Plan for the coordination of the activities of all intelligence agencies of the government having functions related to the national security, and recommend to the National Intelligence Authority the establishment of such over-all policies and objectives as will assure the most effective accomplishment of the national intelligence mission.
c.
Perform, for the benefit of departmental intelligence agencies, such services of common concern as the National Intelligence Authority determines can be more efficiently accomplished by a common agency, including the direct procurement of intelligence.
d.
Perform such other functions and duties related to intelligence as the National Intelligence Authority may from time to time direct.
6.
The Central Intelligence Agency shall have no police or law enforcement functions.
7.
Subject to coordination by the National Intelligence Authority, the existing intelligence agencies of the government shall continue to collect, evaluate, synthesize, and disseminate departmental operating intelligence, herein defined as that intelligence required by the several departments and independent agencies for the performance of their proper functions. Such departmental operating intelligence as designated by the National Intelligence Authority shall be freely available to the Central Intelligence Agency for synthesis. As approved by the National Intelligence Authority, the operations of the departmental intelligence agencies shall be open to inspection by the Central Intelligence Agency in connection with its planning function. In the interpretation of this paragraph, the National Intelligence Authority and the Central Intelligence Agency will be responsible for fully protecting intelligence [Page 44] sources and methods which, due to their nature, have a direct and highly important bearing on military operations.
8.
Funds for the National Intelligence Authority shall be provided by the departments participating in the National Intelligence Authority in amount and proportions to be agreed upon by the members of the Authority. Within the limits of the funds made available to him, the Director of the Central Intelligence Agency may employ necessary personnel and make provision for necessary supplies, facilities, and services. With the approval of the National Intelligence Authority, he may call upon departments and independent agencies to furnish such specialists as may be required for supervisory and functional positions in the Central Intelligence Agency, including the assignment of military and naval personnel.
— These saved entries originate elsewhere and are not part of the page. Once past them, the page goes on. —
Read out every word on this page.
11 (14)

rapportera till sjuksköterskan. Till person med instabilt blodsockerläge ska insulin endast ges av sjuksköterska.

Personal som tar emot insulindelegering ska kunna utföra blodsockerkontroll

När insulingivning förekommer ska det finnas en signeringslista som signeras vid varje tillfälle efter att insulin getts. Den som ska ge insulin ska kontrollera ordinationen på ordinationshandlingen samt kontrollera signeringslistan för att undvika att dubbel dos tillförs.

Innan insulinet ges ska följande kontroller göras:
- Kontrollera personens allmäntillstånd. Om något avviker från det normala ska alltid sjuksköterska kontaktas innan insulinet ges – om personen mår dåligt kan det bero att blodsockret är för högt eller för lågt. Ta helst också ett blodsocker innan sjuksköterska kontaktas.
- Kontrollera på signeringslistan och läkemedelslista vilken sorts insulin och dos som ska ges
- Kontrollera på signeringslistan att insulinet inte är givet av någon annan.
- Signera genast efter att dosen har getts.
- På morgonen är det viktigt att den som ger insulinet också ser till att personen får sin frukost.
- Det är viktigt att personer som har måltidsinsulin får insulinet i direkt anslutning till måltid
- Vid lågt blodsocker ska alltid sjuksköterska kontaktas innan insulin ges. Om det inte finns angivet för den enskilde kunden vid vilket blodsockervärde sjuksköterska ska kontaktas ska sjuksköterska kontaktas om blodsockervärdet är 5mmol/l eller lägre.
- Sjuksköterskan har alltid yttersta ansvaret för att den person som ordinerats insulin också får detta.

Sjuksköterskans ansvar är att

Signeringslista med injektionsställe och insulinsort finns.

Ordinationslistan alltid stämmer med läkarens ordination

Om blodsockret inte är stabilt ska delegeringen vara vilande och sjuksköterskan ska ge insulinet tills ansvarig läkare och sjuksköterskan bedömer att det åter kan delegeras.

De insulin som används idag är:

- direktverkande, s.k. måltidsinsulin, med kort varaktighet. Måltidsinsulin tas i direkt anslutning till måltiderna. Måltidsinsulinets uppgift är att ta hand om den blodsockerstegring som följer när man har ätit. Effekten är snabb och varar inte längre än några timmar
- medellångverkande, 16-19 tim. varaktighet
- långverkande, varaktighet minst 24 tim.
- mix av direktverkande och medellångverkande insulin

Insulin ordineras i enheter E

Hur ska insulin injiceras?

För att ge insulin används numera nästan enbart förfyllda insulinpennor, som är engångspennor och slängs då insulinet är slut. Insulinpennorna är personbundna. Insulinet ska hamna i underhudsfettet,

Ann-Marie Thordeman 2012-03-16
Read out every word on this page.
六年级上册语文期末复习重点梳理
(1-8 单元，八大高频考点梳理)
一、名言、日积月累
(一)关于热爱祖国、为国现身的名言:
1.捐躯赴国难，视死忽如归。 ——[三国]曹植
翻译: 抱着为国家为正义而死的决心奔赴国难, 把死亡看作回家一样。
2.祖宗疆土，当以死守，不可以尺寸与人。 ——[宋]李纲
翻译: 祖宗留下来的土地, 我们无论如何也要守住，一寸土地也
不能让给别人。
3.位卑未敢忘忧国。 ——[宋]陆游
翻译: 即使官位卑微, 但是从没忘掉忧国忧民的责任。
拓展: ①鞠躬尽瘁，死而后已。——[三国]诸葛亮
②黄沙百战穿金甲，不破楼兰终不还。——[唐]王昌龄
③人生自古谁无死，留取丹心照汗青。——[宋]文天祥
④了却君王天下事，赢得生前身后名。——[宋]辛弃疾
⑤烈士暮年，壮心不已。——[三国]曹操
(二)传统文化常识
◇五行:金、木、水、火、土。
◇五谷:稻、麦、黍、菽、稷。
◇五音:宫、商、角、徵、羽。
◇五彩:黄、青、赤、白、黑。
  1. Source: National Archives and Records Administration, RG 80, General Records of the Department of the Navy, SecNav/CNO Top Secret Correspondence File 1945, A8, Box 21, Folder A8. Top Secret. Also reproduced in CIA Cold War Records: The CIA under Harry Truman, pp. 8–10.
  2. Top Secret. Despite the Joint Chiefs’ request, this memorandum was not directly transmitted to the President. In a September 29 memorandum (Document 20), Patterson (who had succeeded Stimson as Secretary of War) and Forrestal told Byrnes that in view of Executive Order 9621 of September 20 (Document 14), they had decided to transmit the JCS recommendations to the Secretary of State on the assumption that he would send them to the President. There is no record, however, that the Department of State did so.
  3. A reference to Donovan’s November 18, 1944, memorandum to President Roosevelt; see Troy, Donovan and the CIA, pp. 445–447.
  4. Top Secret. This draft is identical to JCS paper 1181/5. For the drafting history and the text, see ibid., pp. 297–301 and 459–460.